Afinal é possível. Sim, é possível. O boi voar. Os jacarés tornarem-se vegetarianos. Sim, é possível. As árvores falarem. Não só falam, dialogam. Tão loquazes que descobriram na fala um novo viés. Unir os quintais. Na verdade não eram quintais, eram florestas. Tanto faz.
O importante é unir fronteiras. Fronteiras mais longas que as verdadeiras fronteiras. Do Luvo. O negócio é livre. Utopia. Que lição de moral tiraram da história? Será mesmo importante perguntar? – questionou-se.
Como não, se me ouvem com os ouvidos! – pensava. Não, não é verdade, ouvem-te com o estômago – alertava a consciência. É pelo estômago, as honras com que te honram.

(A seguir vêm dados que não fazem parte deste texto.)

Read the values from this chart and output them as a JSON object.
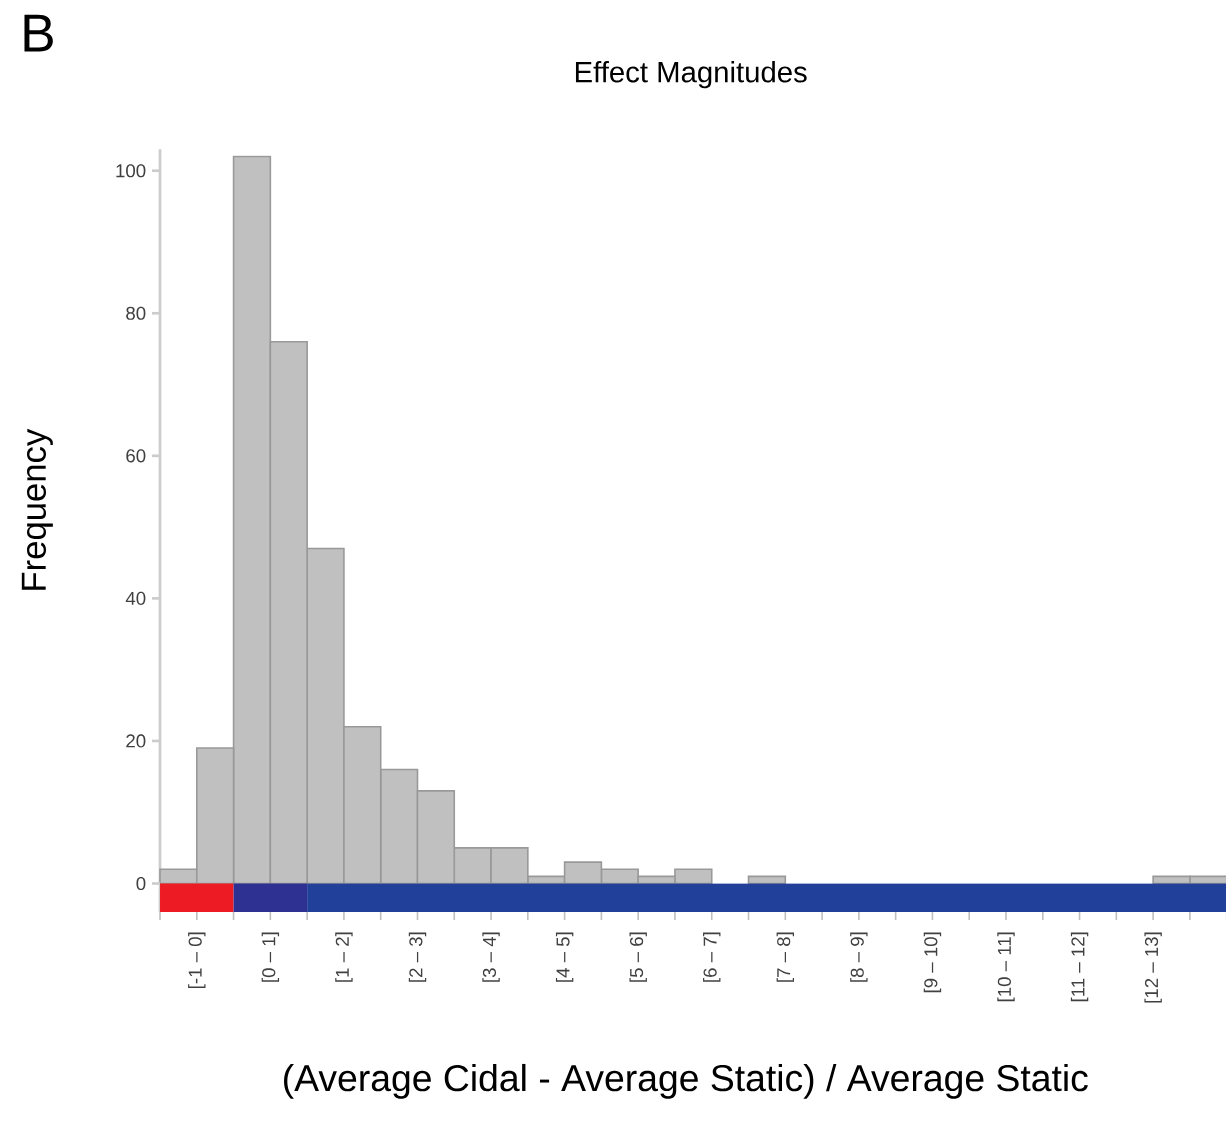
{
  "chart_data": {
    "type": "bar",
    "title": "Effect Magnitudes",
    "xlabel": "(Average Cidal - Average Static) / Average Static",
    "ylabel": "Frequency",
    "categories": [
      "[-1 – 0]",
      "[0 – 1]",
      "[1 – 2]",
      "[2 – 3]",
      "[3 – 4]",
      "[4 – 5]",
      "[5 – 6]",
      "[6 – 7]",
      "[7 – 8]",
      "[8 – 9]",
      "[9 – 10]",
      "[10 – 11]",
      "[11 – 12]",
      "[12 – 13]",
      null
    ],
    "series": [
      {
        "color": "#c0c0c0",
        "values": [
          2,
          102,
          47,
          16,
          5,
          1,
          2,
          2,
          1,
          0,
          0,
          0,
          0,
          0,
          1
        ]
      },
      {
        "color": "#c0c0c0",
        "values": [
          19,
          76,
          22,
          13,
          5,
          3,
          1,
          0,
          0,
          0,
          0,
          0,
          0,
          1,
          null
        ]
      }
    ],
    "ylim": [
      -4,
      103
    ],
    "yticks": [
      0,
      20,
      40,
      60,
      80,
      100
    ],
    "annotations": [
      "B"
    ]
  }
}
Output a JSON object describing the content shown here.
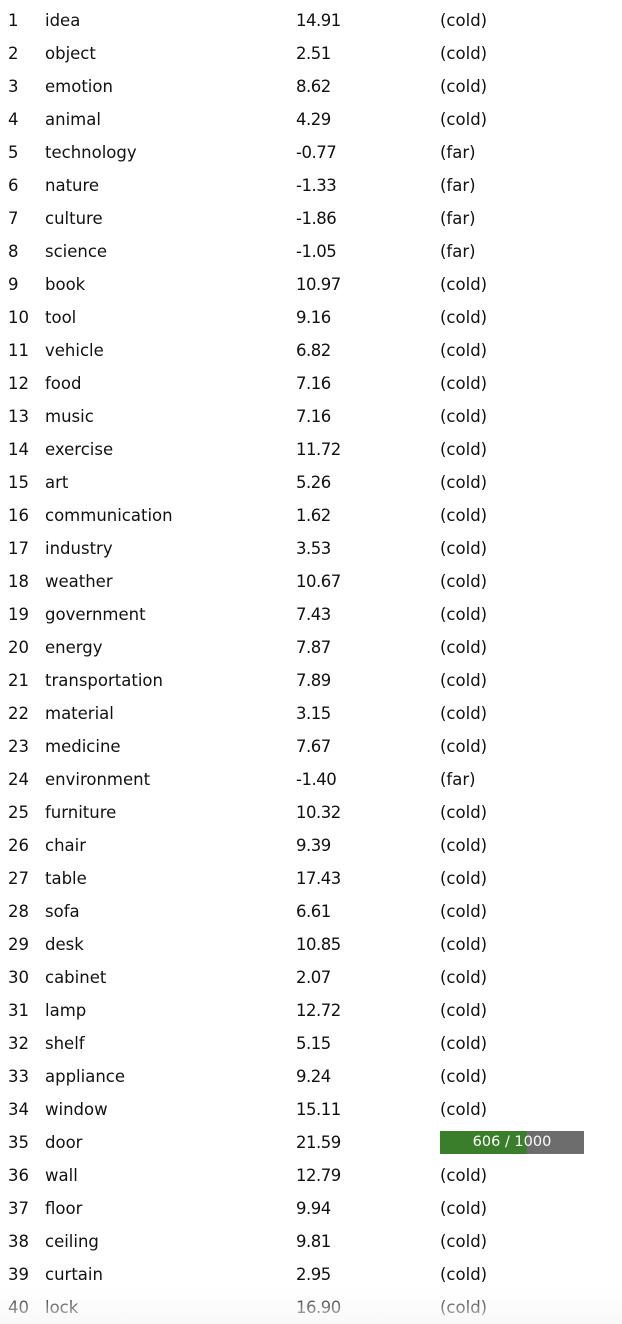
{
  "guesses": {
    "rows": [
      {
        "num": "1",
        "word": "idea",
        "similarity": "14.91",
        "proximity": "(cold)"
      },
      {
        "num": "2",
        "word": "object",
        "similarity": "2.51",
        "proximity": "(cold)"
      },
      {
        "num": "3",
        "word": "emotion",
        "similarity": "8.62",
        "proximity": "(cold)"
      },
      {
        "num": "4",
        "word": "animal",
        "similarity": "4.29",
        "proximity": "(cold)"
      },
      {
        "num": "5",
        "word": "technology",
        "similarity": "-0.77",
        "proximity": "(far)"
      },
      {
        "num": "6",
        "word": "nature",
        "similarity": "-1.33",
        "proximity": "(far)"
      },
      {
        "num": "7",
        "word": "culture",
        "similarity": "-1.86",
        "proximity": "(far)"
      },
      {
        "num": "8",
        "word": "science",
        "similarity": "-1.05",
        "proximity": "(far)"
      },
      {
        "num": "9",
        "word": "book",
        "similarity": "10.97",
        "proximity": "(cold)"
      },
      {
        "num": "10",
        "word": "tool",
        "similarity": "9.16",
        "proximity": "(cold)"
      },
      {
        "num": "11",
        "word": "vehicle",
        "similarity": "6.82",
        "proximity": "(cold)"
      },
      {
        "num": "12",
        "word": "food",
        "similarity": "7.16",
        "proximity": "(cold)"
      },
      {
        "num": "13",
        "word": "music",
        "similarity": "7.16",
        "proximity": "(cold)"
      },
      {
        "num": "14",
        "word": "exercise",
        "similarity": "11.72",
        "proximity": "(cold)"
      },
      {
        "num": "15",
        "word": "art",
        "similarity": "5.26",
        "proximity": "(cold)"
      },
      {
        "num": "16",
        "word": "communication",
        "similarity": "1.62",
        "proximity": "(cold)"
      },
      {
        "num": "17",
        "word": "industry",
        "similarity": "3.53",
        "proximity": "(cold)"
      },
      {
        "num": "18",
        "word": "weather",
        "similarity": "10.67",
        "proximity": "(cold)"
      },
      {
        "num": "19",
        "word": "government",
        "similarity": "7.43",
        "proximity": "(cold)"
      },
      {
        "num": "20",
        "word": "energy",
        "similarity": "7.87",
        "proximity": "(cold)"
      },
      {
        "num": "21",
        "word": "transportation",
        "similarity": "7.89",
        "proximity": "(cold)"
      },
      {
        "num": "22",
        "word": "material",
        "similarity": "3.15",
        "proximity": "(cold)"
      },
      {
        "num": "23",
        "word": "medicine",
        "similarity": "7.67",
        "proximity": "(cold)"
      },
      {
        "num": "24",
        "word": "environment",
        "similarity": "-1.40",
        "proximity": "(far)"
      },
      {
        "num": "25",
        "word": "furniture",
        "similarity": "10.32",
        "proximity": "(cold)"
      },
      {
        "num": "26",
        "word": "chair",
        "similarity": "9.39",
        "proximity": "(cold)"
      },
      {
        "num": "27",
        "word": "table",
        "similarity": "17.43",
        "proximity": "(cold)"
      },
      {
        "num": "28",
        "word": "sofa",
        "similarity": "6.61",
        "proximity": "(cold)"
      },
      {
        "num": "29",
        "word": "desk",
        "similarity": "10.85",
        "proximity": "(cold)"
      },
      {
        "num": "30",
        "word": "cabinet",
        "similarity": "2.07",
        "proximity": "(cold)"
      },
      {
        "num": "31",
        "word": "lamp",
        "similarity": "12.72",
        "proximity": "(cold)"
      },
      {
        "num": "32",
        "word": "shelf",
        "similarity": "5.15",
        "proximity": "(cold)"
      },
      {
        "num": "33",
        "word": "appliance",
        "similarity": "9.24",
        "proximity": "(cold)"
      },
      {
        "num": "34",
        "word": "window",
        "similarity": "15.11",
        "proximity": "(cold)"
      },
      {
        "num": "35",
        "word": "door",
        "similarity": "21.59",
        "proximity": "",
        "rank_bar": {
          "label": "606 / 1000",
          "fraction": 0.606
        }
      },
      {
        "num": "36",
        "word": "wall",
        "similarity": "12.79",
        "proximity": "(cold)"
      },
      {
        "num": "37",
        "word": "floor",
        "similarity": "9.94",
        "proximity": "(cold)"
      },
      {
        "num": "38",
        "word": "ceiling",
        "similarity": "9.81",
        "proximity": "(cold)"
      },
      {
        "num": "39",
        "word": "curtain",
        "similarity": "2.95",
        "proximity": "(cold)"
      },
      {
        "num": "40",
        "word": "lock",
        "similarity": "16.90",
        "proximity": "(cold)"
      }
    ]
  },
  "colors": {
    "text": "#111111",
    "rank_bar_fill": "#3a7d2a",
    "rank_bar_track": "#6d6d6d",
    "rank_bar_text": "#ffffff"
  }
}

O medo com que te veneram é pelo estômago. A reverência com a qual te reverenciam é pelo estômago. O teu poder é do estômago. A fome, o pão e o pau, a tríade do poder do velho João.
Ecos em notas soltas da voz de um velho cujo cajado trémulo denunciava imprudência na juventude. Talvez não. Pode ser a vibração de saberes não ditos.
A antítese! Contava aos petizes uma história difícil de acreditar. Não pelas personagens, que até estavam todas bem definidas. É que não era conto, muito menos um romance.
Também não era uma novela. Fosse uma fábula, certamente, não precisaria perguntar que lição de moral os meninos tiraram da história. Era uma anedota.
Uma piada. Era só para rir. Rir até cair na desgraça que virou tapete. Era uma vez – disse ele. Não vão acreditar – continuou – e porque não acreditaram mesmo.
Talvez soubesse, desde já, que não era para acreditar. Meteram-se a rir. Mas que coisa, avô! O camaleão voar… É uma raça de África? – perguntou o mais incrédulo.
Como se só em Africa devessem acontecer coisas que desafiam a razão humana. A antítese. Continuou o velho – a natureza mudou. Eu, por exemplo, sou o campeão das excelências.
Todas as aldeias devem recorrer a mim para colherem experiências em matéria de agricultura de ponta, pesca e caça. Em silêncio, como quase sempre, a mais nova do grupo, ensimesmada num monólogo, pensava consigo mesma – o único feito cuja fama é difícil de negar ao avô é o de ser especialista em talas, eliminar quem lhe faz frente, mesmo que seja o único sábio cujos conselhos precise.
Avô João insensato. Fosse solta essa voz, certamente punida seria por ultraje ao Estado, o seu próprio avô. Dado curioso, se era tão mau assim, por que razão tinha tantos netos sob sua alçada, e mais, ouviamno pacientemente? As posses, o dinheiro, os bens. Era essa a principal razão.
Por mais que os factos o declarassem antípoda, o estômago e as necessidades venciam na disputa pela popularidade do avô João.
Por isso, rodeou-se de uma legião de esfomeados, que satisfaziam os seus apetites, caprichos e necessidades, mas não amavam de verdade o avô João.